In conclusion, I ask Liberal Democrat and other government Peers who are unhappy with the Bill to seriously consider voting for my amendment, or at least abstaining if a Division is called. The Bill is not in the coalition agreement, and it is always open to coalition parties to disagree on some issues. The coalition will not fall if the Bill is lost. I assure the noble Lord, Lord Owen, and other Peers, that if my amendment is not carried I will certainly vote for his amendment, and I urge all Peers to do so. Of course, I know that I can count on the support of my noble friends.
There are many aspects of the Bill that I have not covered. However, I am sure that others among the many speakers will fill in the gaps. I shall be guided by the course of the debate on whether to divide the House. However, I know that many thousands of people throughout the country—not only health professionals by any means—oppose the Bill and want the House to reject it. The large, peaceful demonstration on Westminster Bridge on Sunday was an example of this. They will be bitterly disappointed with the House if I do not call for a vote, and I will not ignore them.

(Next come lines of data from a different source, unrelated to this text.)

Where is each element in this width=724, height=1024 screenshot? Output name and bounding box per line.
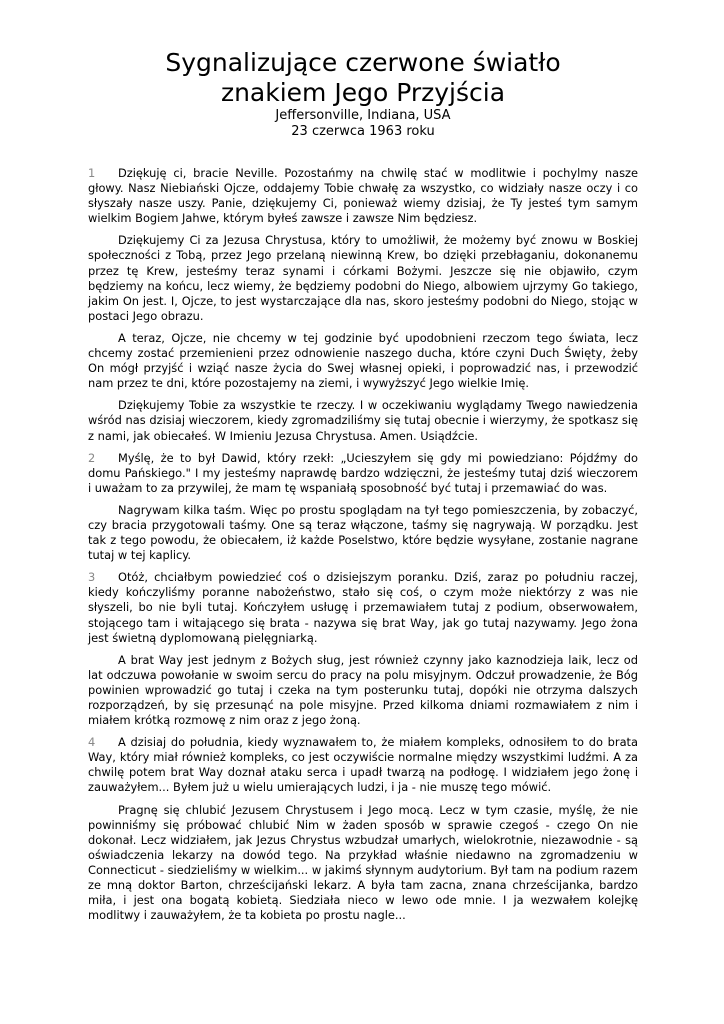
- paragraph-text: Pragnę się chlubić Jezusem Chrystusem i Jego mocą. Lecz w tym czasie, myślę, że nie powinniśmy się próbować chlubić Nim w żaden sposób w sprawie czegoś - czego On nie dokonał. Lecz widziałem, jak Jezus Chrystus wzbudzał umarłych, wielokrotnie, niezawodnie - są oświadczenia lekarzy na dowód tego. Na przykład właśnie niedawno na zgromadzeniu w Connecticut - siedzieliśmy w wielkim... w jakimś słynnym audytorium. Był tam na podium razem ze mną doktor Barton, chrześcijański lekarz. A była tam zacna, znana chrześcijanka, bardzo miła, i jest ona bogatą kobietą. Siedziała nieco w lewo ode mnie. I ja wezwałem kolejkę modlitwy i zauważyłem, że ta kobieta po prostu nagle...: [88, 802, 638, 923]
- paragraph: [88, 735, 638, 795]
- paragraph: [88, 166, 638, 226]
- paragraph-number: 4: [88, 735, 96, 750]
- document-place: Jeffersonville, Indiana, USA: [275, 108, 451, 123]
- paragraph: [88, 398, 638, 443]
- document-body: [88, 166, 638, 923]
- paragraph-text: Dziękujemy Tobie za wszystkie te rzeczy. I w oczekiwaniu wyglądamy Twego nawiedzenia wśród nas dzisiaj wieczorem, kiedy zgromadziliśmy się tutaj obecnie i wierzymy, że spotkasz się z nami, jak obiecałeś. W Imieniu Jezusa Chrystusa. Amen. Usiądźcie.: [88, 398, 638, 443]
- paragraph-number: 2: [88, 450, 96, 465]
- paragraph-text: Dziękujemy Ci za Jezusa Chrystusa, który to umożliwił, że możemy być znowu w Boskiej społeczności z Tobą, przez Jego przelaną niewinną Krew, bo dzięki przebłaganiu, dokonanemu przez tę Krew, jesteśmy teraz synami i córkami Bożymi. Jeszcze się nie objawiło, czym będziemy na końcu, lecz wiemy, że będziemy podobni do Niego, albowiem ujrzymy Go takiego, jakim On jest. I, Ojcze, to jest wystarczające dla nas, skoro jesteśmy podobni do Niego, stojąc w postaci Jego obrazu.: [88, 233, 638, 323]
- paragraph: [88, 653, 638, 728]
- paragraph-text: A dzisiaj do południa, kiedy wyznawałem to, że miałem kompleks, odnosiłem to do brata Way, który miał również kompleks, co jest oczywiście normalne między wszystkimi ludźmi. A za chwilę potem brat Way doznał ataku serca i upadł twarzą na podłogę. I widziałem jego żonę i zauważyłem... Byłem już u wielu umierających ludzi, i ja - nie muszę tego mówić.: [88, 735, 638, 795]
- paragraph: [88, 233, 638, 324]
- paragraph: [88, 451, 638, 496]
- paragraph-text: Dziękuję ci, bracie Neville. Pozostańmy na chwilę stać w modlitwie i pochylmy nasze głowy. Nasz Niebiański Ojcze, oddajemy Tobie chwałę za wszystko, co widziały nasze oczy i co słyszały nasze uszy. Panie, dziękujemy Ci, ponieważ wiemy dzisiaj, że Ty jesteś tym samym wielkim Bogiem Jahwe, którym byłeś zawsze i zawsze Nim będziesz.: [88, 166, 638, 226]
- document-title: [88, 48, 638, 108]
- paragraph: [88, 803, 638, 924]
- paragraph: [88, 503, 638, 563]
- paragraph-text: Otóż, chciałbym powiedzieć coś o dzisiejszym poranku. Dziś, zaraz po południu raczej, kiedy kończyliśmy poranne nabożeństwo, stało się coś, o czym może niektórzy z was nie słyszeli, bo nie byli tutaj. Kończyłem usługę i przemawiałem tutaj z podium, obserwowałem, stojącego tam i witającego się brata - nazywa się brat Way, jak go tutaj nazywamy. Jego żona jest świetną dyplomowaną pielęgniarką.: [88, 570, 638, 645]
- paragraph-text: Nagrywam kilka taśm. Więc po prostu spoglądam na tył tego pomieszczenia, by zobaczyć, czy bracia przygotowali taśmy. One są teraz włączone, taśmy się nagrywają. W porządku. Jest tak z tego powodu, że obiecałem, iż każde Poselstwo, które będzie wysyłane, zostanie nagrane tutaj w tej kaplicy.: [88, 502, 638, 563]
- title-line-2: znakiem Jego Przyjścia: [220, 78, 506, 107]
- title-line-1: Sygnalizujące czerwone światło: [165, 48, 561, 77]
- document-date: 23 czerwca 1963 roku: [291, 124, 435, 139]
- document-page: [88, 48, 638, 930]
- paragraph: [88, 570, 638, 645]
- paragraph-text: Myślę, że to był Dawid, który rzekł: „Ucieszyłem się gdy mi powiedziano: Pójdźmy do domu Pańskiego." I my jesteśmy naprawdę bardzo wdzięczni, że jesteśmy tutaj dziś wieczorem i uważam to za przywilej, że mam tę wspaniałą sposobność być tutaj i przemawiać do was.: [88, 450, 638, 495]
- paragraph-text: A teraz, Ojcze, nie chcemy w tej godzinie być upodobnieni rzeczom tego świata, lecz chcemy zostać przemienieni przez odnowienie naszego ducha, które czyni Duch Święty, żeby On mógł przyjść i wziąć nasze życia do Swej własnej opieki, i poprowadzić nas, i przewodzić nam przez te dni, które pozostajemy na ziemi, i wywyższyć Jego wielkie Imię.: [88, 330, 638, 391]
- paragraph-number: 1: [88, 166, 96, 180]
- paragraph-text: A brat Way jest jednym z Bożych sług, jest również czynny jako kaznodzieja laik, lecz od lat odczuwa powołanie w swoim sercu do pracy na polu misyjnym. Odczuł prowadzenie, że Bóg powinien wprowadzić go tutaj i czeka na tym posterunku tutaj, dopóki nie otrzyma dalszych rozporządzeń, by się przesunąć na pole misyjne. Przed kilkoma dniami rozmawiałem z nim i miałem krótką rozmowę z nim oraz z jego żoną.: [88, 652, 638, 728]
- paragraph: [88, 331, 638, 391]
- paragraph-number: 3: [88, 570, 96, 585]
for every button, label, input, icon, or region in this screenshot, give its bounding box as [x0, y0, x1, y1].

My Lords, it may be helpful to the House if at this stage I give some guidance on an advisory speaking time. There are 100 speakers signed up for the whole of the debate, including the Front Bench spokespersons. If Back-Bench contributions were kept hereafter to eight minutes, the House should today be able to rise at about 11.30 pm. For the avoidance of doubt, perhaps I may emphasise that the next speaker is the noble Baroness, Lady Thornton, who is a Front Bench spokesperson for the Opposition. Therefore, my advice is for all speakers subsequent to her.